Uma tela de pintura simples, tintas escolares, um pincel e muitos pensamentos: são esses materiais que têm me ajudado a respirar na pandemia, nunca pensei que isso fosse possível.
Prazer, meu nome é Luis, já compartilhei com vocês minha experiência como calouro em meio ao isolamento social (para ler, clique https://labdicasjornalismo.com/noticia/6493/primeiro-ano-de-ensino-remoto-e-pandemia-o-que-aprendi), mas o engraçado é que aquelas palavras motivacionais já não me cabem, estou exausto.
A dor
Me encontro amargurado com esse mundo, que parece perdido, com as alarmantes mortes diárias e principalmente com o fato de, em meio a tudo isso, ser obrigado a produzir trabalhos como se nada acontecesse e eu fosse capaz de tudo.
Compartilhei tudo isso com minha psicóloga e sua resposta foi uma surpresa: “o que acha de transferir tudo o que sente para uma pintura?”, de início neguei: sim, assisto vídeos de pintores, mas como hobby, sou uma negação em trabalhos manuais. mesmo assim ela disse “ao menos compre uma tela, tintas, pincéis e guarde, nunca se sabe” e assim fiz.
O grande ato
Mas eis que um dia aconteceu: em meio a uma crise de ansiedade onde todo exercício de respiração parecia inútil, me senti movido por um instinto quase que primitivo, peguei os materiais e pintei com tudo de mim. O resultado? Surpreendente.
Inicialmente tentei fazer pinceladas leves para controlar a respiração, entretanto, parecia que meu corpo não pedia por controle e sim por liberdade, e assim - logo eu, um cara que vive no controle - fiz: larguei o pincel, joguei a tela no chão branco do meu quarto e soltei a “fera” em mim.
Peguei as tintas com minhas próprias mãos e as joguei com toda a agressividade existente em cada fragmento do meu ser, nem pensava no que estava criando, apenas misturava cores aqui e ali.
Sentindo meu corpo relaxar com a sensação molhada, cremosa e fria das tintas em minhas mãos, que se misturavam com as lágrimas pesadas que escorriam do meu rosto até a tela, com tanto peso que causava alívio.
Obra final
O resultado? Cores intensas: fundo preto como o luto que percorria minha alma, nuvens de um branco tão fraco, simbolizando a esperança de seu pintor sendo consumida pelo preto que sobrevoava sua vida e por fim, manchas vermelhas... o significado do vermelho? a raiva presente em meu olhar.

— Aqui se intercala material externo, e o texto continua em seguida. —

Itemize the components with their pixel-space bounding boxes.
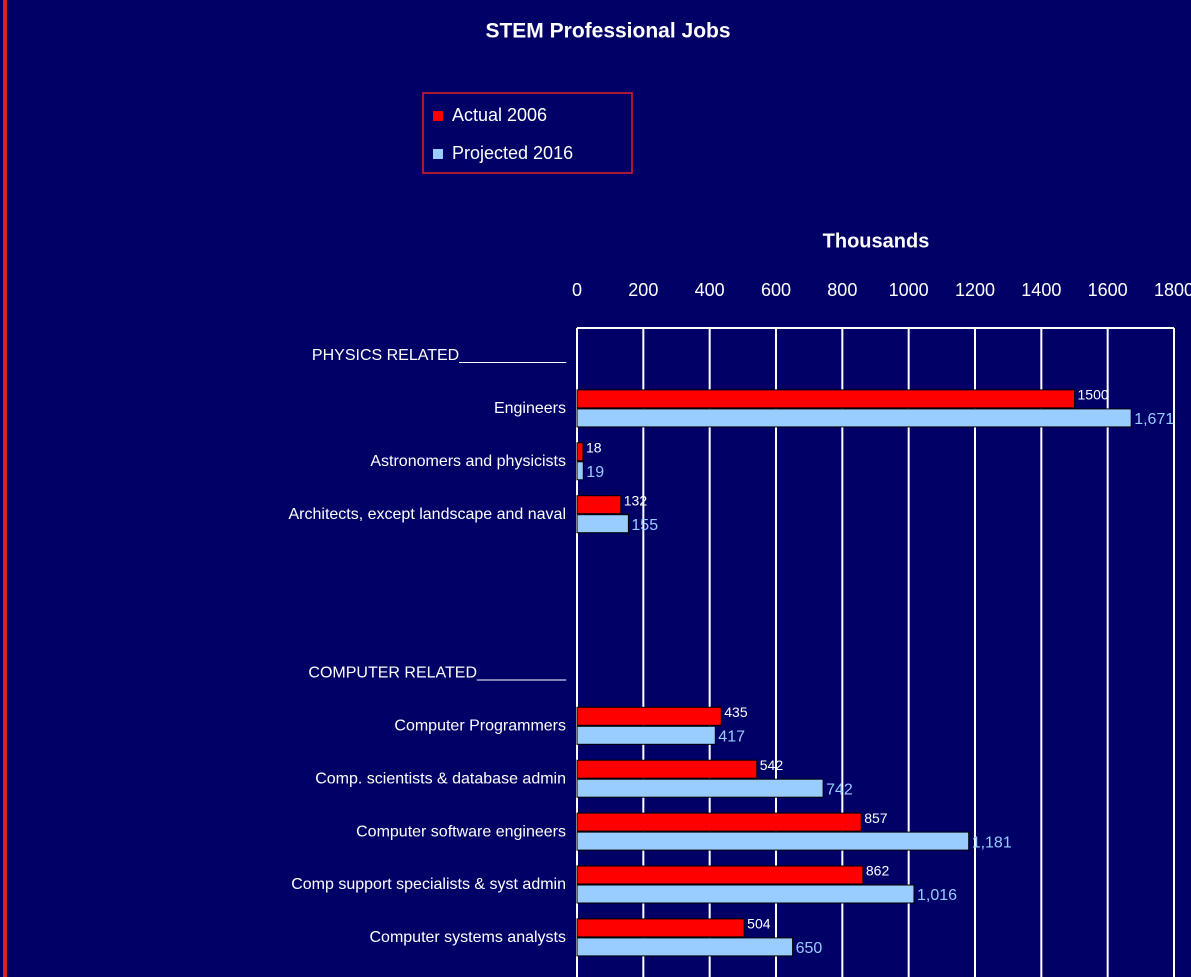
x-tick-label: 600 xyxy=(761,280,791,300)
y-tick-label: Computer systems analysts xyxy=(369,929,566,946)
y-tick-label: Engineers xyxy=(494,400,566,417)
data-label: 504 xyxy=(747,916,771,932)
bar xyxy=(576,389,1075,409)
bar xyxy=(576,778,824,798)
legend-label: Projected 2016 xyxy=(452,143,573,163)
y-tick-label: PHYSICS RELATED____________ xyxy=(312,347,567,364)
x-tick-label: 1200 xyxy=(955,280,995,300)
y-tick-label: Computer software engineers xyxy=(356,823,566,840)
left-border xyxy=(3,0,7,977)
legend-swatch xyxy=(433,149,443,159)
x-tick-label: 800 xyxy=(827,280,857,300)
x-tick-label: 1600 xyxy=(1088,280,1128,300)
data-label: 742 xyxy=(826,781,853,798)
x-tick-label: 1800 xyxy=(1154,280,1191,300)
x-tick-label: 400 xyxy=(695,280,725,300)
data-label: 542 xyxy=(760,757,784,773)
x-tick-label: 200 xyxy=(628,280,658,300)
data-label: 857 xyxy=(864,810,888,826)
y-tick-label: Computer Programmers xyxy=(394,718,566,735)
y-tick-label: COMPUTER RELATED__________ xyxy=(308,665,567,682)
chart-title: STEM Professional Jobs xyxy=(485,20,730,43)
data-label: 862 xyxy=(866,863,890,879)
data-label: 1,181 xyxy=(972,834,1012,851)
y-tick-label: Comp support specialists & syst admin xyxy=(291,876,566,893)
data-label: 1,016 xyxy=(917,887,957,904)
bar xyxy=(576,831,970,851)
bar xyxy=(576,937,794,957)
data-label: 132 xyxy=(624,492,648,508)
y-tick-label: Architects, except landscape and naval xyxy=(289,506,567,523)
x-tick-label: 0 xyxy=(572,280,582,300)
bar xyxy=(576,408,1132,428)
y-tick-label: Comp. scientists & database admin xyxy=(315,770,566,787)
legend-swatch xyxy=(433,111,443,121)
data-label: 435 xyxy=(724,704,748,720)
bar xyxy=(576,759,758,779)
data-label: 155 xyxy=(631,517,658,534)
x-tick-label: 1000 xyxy=(889,280,929,300)
bar xyxy=(576,865,864,885)
y-tick-label: Astronomers and physicists xyxy=(370,453,566,470)
data-label: 417 xyxy=(718,729,745,746)
bar xyxy=(576,514,629,534)
bar xyxy=(576,495,622,515)
bar xyxy=(576,706,722,726)
data-label: 18 xyxy=(586,440,602,456)
data-label: 1500 xyxy=(1078,387,1109,403)
legend-label: Actual 2006 xyxy=(452,105,547,125)
bar xyxy=(576,812,862,832)
bar xyxy=(576,442,584,462)
x-tick-label: 1400 xyxy=(1021,280,1061,300)
legend-box xyxy=(422,92,633,174)
data-label: 1,671 xyxy=(1134,411,1174,428)
data-label: 650 xyxy=(796,940,823,957)
data-label: 19 xyxy=(586,464,604,481)
axis-title: Thousands xyxy=(823,230,930,252)
bar xyxy=(576,884,915,904)
bar xyxy=(576,918,745,938)
bar xyxy=(576,461,584,481)
bar xyxy=(576,725,716,745)
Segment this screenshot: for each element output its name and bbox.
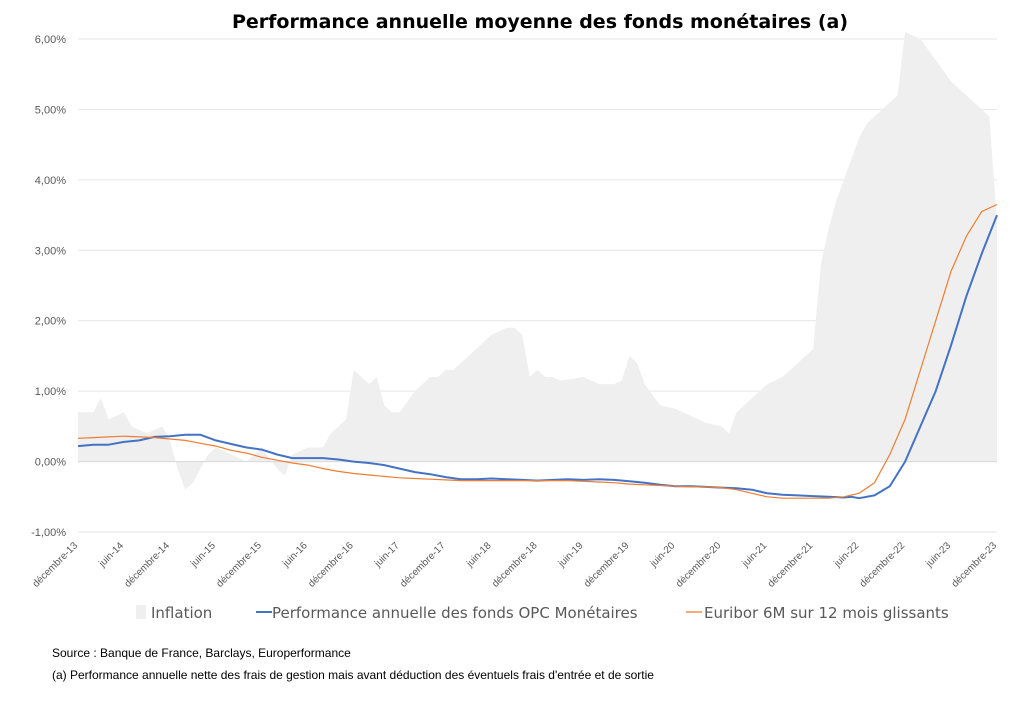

Ao encará-la fiquei surpreso: definitivamente não era uma tela digna do Louvre, eu nem sequer havia pensado na escolha de cores, mas ela transparecia toda a dor, frustração e raiva que eu sentia, me ajudando a encontrar as palavras que eu tanto buscava para me expressar nas sessões de terapia.
Quando a olhei comecei a chorar novamente, mas dessa vez de alívio: claro, meu peito ainda doía - e continua assim - mas as lágrimas eram de alívio pois, por um tempo lembrei o que era respirar.
Aprendizado
Ao fim, meu chão estava imundo (odeio sujeira) mas até a limpeza foi terapêutica: como se ao ver a tinta sendo lavada do chão, a dor era igualmente retirada de minha alma.
Na sessão seguinte à "criação" falei cada detalhe para minha terapeuta: como me senti do início ao fim, a sensação de raiva seguida por lágrimas de alívio, o poder com a tinta em minhas mãos, e ela me explicou algumas coisas.
Disse que tudo isso foi resultado do que ocorre quando nos permitimos ser levados por nosso subconsciente: as cores foram escolhidas de forma instintiva, possivelmente baseada na psicologia das cores: onde as cores são definidas não por nosso gosto pessoal, mas sim pelo seu significado em nosso instinto humano.
Hoje posso dizer que aderi a pintura na minha rotina mesmo não sendo profissional - e nem desejando ser - . “E as dores, Luis ?” Você me pergunta: ainda estão aqui e estou trabalhando para melhorar, mas pintar com certeza me ajuda a expressar o que sinto: um puro instinto de sobrevivência, que em meio a esta pandemia, é o que desejo: sobreviver!